I reviewed seven books this month and have reviewed 62 books so far I hope get to 100 reviews this year am a little behind at the mo but my journey this month has taken me to first Argentina and a writer going to maybe win a prize. Then a book that defies pigeonholing a danish novel with computers and tapestry at its heart and woman involved in them both. Then in  Chinatown In Vietnam. we met a woman who married a Chinese man and the man she married and what happened. Then a woman revisited the place the murder happened. Meets a man that works for her husband as she does. Then another woman is followed in her purple skirt a woman in a jumper watches her and sees her as more than she is in a creepy novel. Then a group of people set off to reunite two of the last people that can speak Japanese after the country disappeared and the people were scattered all over the world. Then marriage is told from the wife who married a man that wasn’t in love with him.
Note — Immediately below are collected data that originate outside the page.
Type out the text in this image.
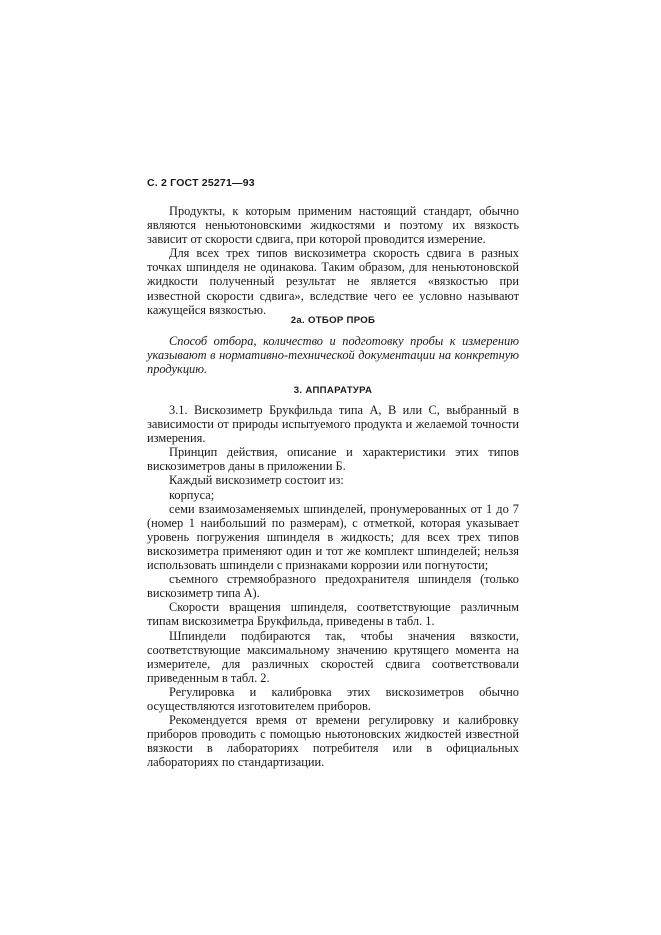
С. 2 ГОСТ 25271—93

Продукты, к которым применим настоящий стандарт, обычно являются неньютоновскими жидкостями и поэтому их вязкость зависит от скорости сдвига, при которой проводится измерение.

Для всех трех типов вискозиметра скорость сдвига в разных точках шпинделя не одинакова. Таким образом, для неньютоновской жидкости полученный результат не является «вязкостью при известной скорости сдвига», вследствие чего ее условно называют кажущейся вязкостью.

2а. ОТБОР ПРОБ

Способ отбора, количество и подготовку пробы к измерению указывают в нормативно-технической документации на конкретную продукцию.

3. АППАРАТУРА

3.1. Вискозиметр Брукфильда типа А, В или С, выбранный в зависимости от природы испытуемого продукта и желаемой точности измерения.

Принцип действия, описание и характеристики этих типов вискозиметров даны в приложении Б.

Каждый вискозиметр состоит из:

корпуса;

семи взаимозаменяемых шпинделей, пронумерованных от 1 до 7 (номер 1 наибольший по размерам), с отметкой, которая указывает уровень погружения шпинделя в жидкость; для всех трех типов вискозиметра применяют один и тот же комплект шпинделей; нельзя использовать шпиндели с признаками коррозии или погнутости;

съемного стремяобразного предохранителя шпинделя (только вискозиметр типа А).

Скорости вращения шпинделя, соответствующие различным типам вискозиметра Брукфильда, приведены в табл. 1.

Шпиндели подбираются так, чтобы значения вязкости, соответствующие максимальному значению крутящего момента на измерителе, для различных скоростей сдвига соответствовали приведенным в табл. 2.

Регулировка и калибровка этих вискозиметров обычно осуществляются изготовителем приборов.

Рекомендуется время от времени регулировку и калибровку приборов проводить с помощью ньютоновских жидкостей известной вязкости в лабораториях потребителя или в официальных лабораториях по стандартизации.
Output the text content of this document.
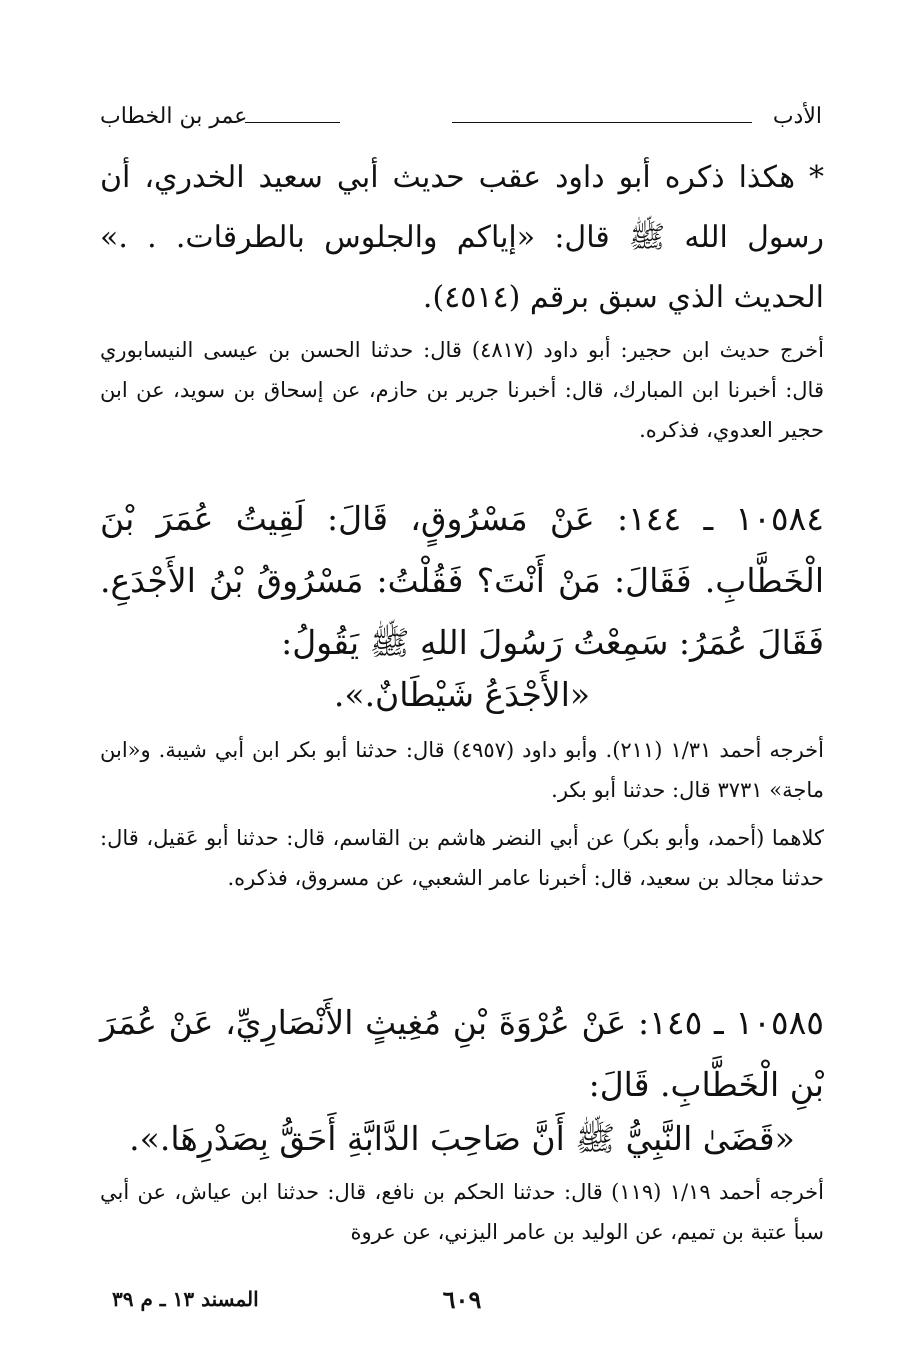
الأدب
عمر بن الخطاب

* هكذا ذكره أبو داود عقب حديث أبي سعيد الخدري، أن رسول الله ﷺ قال: «إياكم والجلوس بالطرقات. . .» الحديث الذي سبق برقم (٤٥١٤).

أخرج حديث ابن حجير: أبو داود (٤٨١٧) قال: حدثنا الحسن بن عيسى النيسابوري قال: أخبرنا ابن المبارك، قال: أخبرنا جرير بن حازم، عن إسحاق بن سويد، عن ابن حجير العدوي، فذكره.

١٠٥٨٤ ـ ١٤٤: عَنْ مَسْرُوقٍ، قَالَ: لَقِيتُ عُمَرَ بْنَ الْخَطَّابِ. فَقَالَ: مَنْ أَنْتَ؟ فَقُلْتُ: مَسْرُوقُ بْنُ الأَجْدَعِ. فَقَالَ عُمَرُ: سَمِعْتُ رَسُولَ اللهِ ﷺ يَقُولُ:

«الأَجْدَعُ شَيْطَانٌ.».

أخرجه أحمد ١/٣١ (٢١١). وأبو داود (٤٩٥٧) قال: حدثنا أبو بكر ابن أبي شيبة. و«ابن ماجة» ٣٧٣١ قال: حدثنا أبو بكر.

كلاهما (أحمد، وأبو بكر) عن أبي النضر هاشم بن القاسم، قال: حدثنا أبو عَقيل، قال: حدثنا مجالد بن سعيد، قال: أخبرنا عامر الشعبي، عن مسروق، فذكره.

١٠٥٨٥ ـ ١٤٥: عَنْ عُرْوَةَ بْنِ مُغِيثٍ الأَنْصَارِيِّ، عَنْ عُمَرَ بْنِ الْخَطَّابِ. قَالَ:

«قَضَىٰ النَّبِيُّ ﷺ أَنَّ صَاحِبَ الدَّابَّةِ أَحَقُّ بِصَدْرِهَا.».

أخرجه أحمد ١/١٩ (١١٩) قال: حدثنا الحكم بن نافع، قال: حدثنا ابن عياش، عن أبي سبأ عتبة بن تميم، عن الوليد بن عامر اليزني، عن عروة

٦٠٩
المسند ١٣ ـ م ٣٩
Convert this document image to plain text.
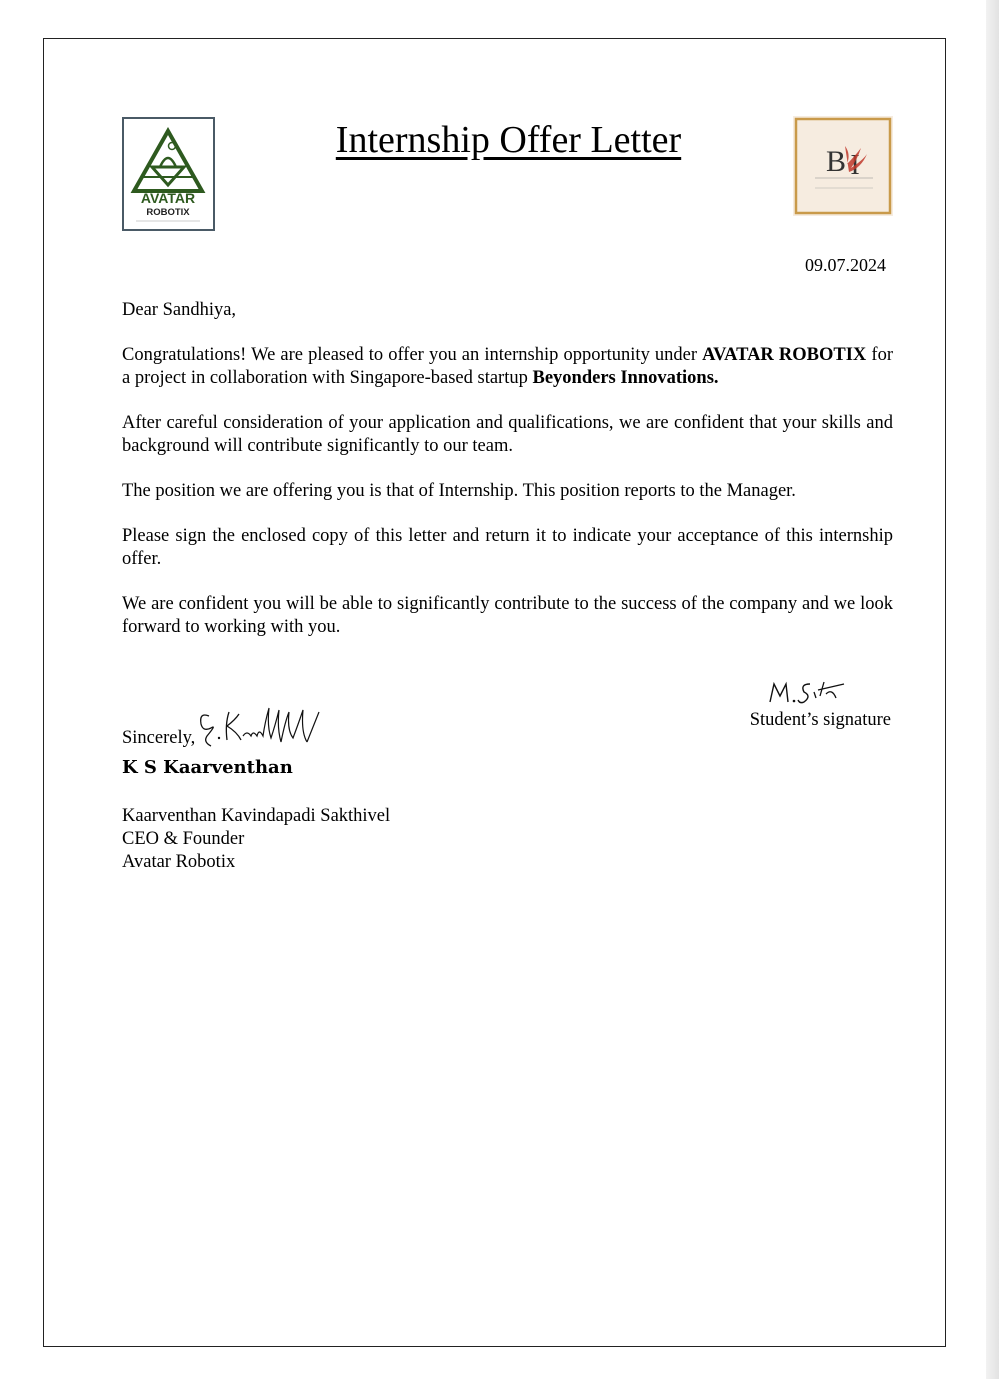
AVATAR
ROBOTIX
Internship Offer Letter
B
09.07.2024

Dear Sandhiya,

Congratulations! We are pleased to offer you an internship opportunity under AVATAR ROBOTIX for a project in collaboration with Singapore-based startup Beyonders Innovations.

After careful consideration of your application and qualifications, we are confident that your skills and background will contribute significantly to our team.

The position we are offering you is that of Internship. This position reports to the Manager.

Please sign the enclosed copy of this letter and return it to indicate your acceptance of this internship offer.

We are confident you will be able to significantly contribute to the success of the company and we look forward to working with you.

Sincerely,
K S Kaarventhan
Kaarventhan Kavindapadi Sakthivel
CEO & Founder
Avatar Robotix
Student’s signature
It was of course won in translation month and every book this month fell into that category as we went from Latin America to Denmark and then Vietnam, France a couple stops in Japan and end up in Italy.

Book of the month

I chose this as it was an experimental novel that uses real people and a lot of threads to talk about woman’s rules in computers as a woman in the present uses her computer to work out her tapestry this is one of those books that remind me why I love books in translation and that is to be challenged as a reader and also to discover books that break the mould of what novels and fiction are and this ticks every box.

Non-book matters

Well I have struggled this month I just run out of steam in the general middle of the month a few family health issues worrying me, the rising cost of living (which we all have issues with), and a loss of confidence at work hit me hard and of course a heatwave again. But in the last week or so I have felt more myself and have started to talk more with those closest to me. I am pleased to have gotten through this and we are looking forward to some great things in the next 12 months in our life. Back to more interesting things I loved a couple of films I saw this month the first still life starred Eddie Marsan ( he was recently in the thief, his wife and the canoe on tv here) a wonderful character actor here he is a council work that deals with people that had died with no families he tries to find them ion not he has services for them a touching story of a man at odds with the new boss. Then a coming of age story jellyfish a young woman looks after her siblings as her mother struggles to get out of bed in Margate one of those faded seaside towns hard-hitting as she discovers her voice as a stand-up comedian. Finally, 5 days at memorial a series on Apple sees the aftermath of Katarina on New Orleans throughout those trapped in a hospital as the levee broke and floods cut them off and meant no water, power or food as they struggle to keep the patients alive based on the bestselling book by Sheri Fink (which had been on my list to get at some point since I heard about it on the New York Times book podcast).

The month ahead

I am off from next week for most of September. So I hope to review a few more books next month I have a book I have just started from a new country to the blog which is always an event these days for me. As I have a couple of weeks of work. we are having a few days in Northumberland which is our only plan. But apart from that we will be at home and the nights are drawing in I tend to read more in the evenings so looking forward to working down a few review books and TBR books. I have a huge book from Japan Well I have two books and one of those is two vols long due to arrival that I am looking forward to getting into at some point.

What have you enjoyed this month and what are your plans for September?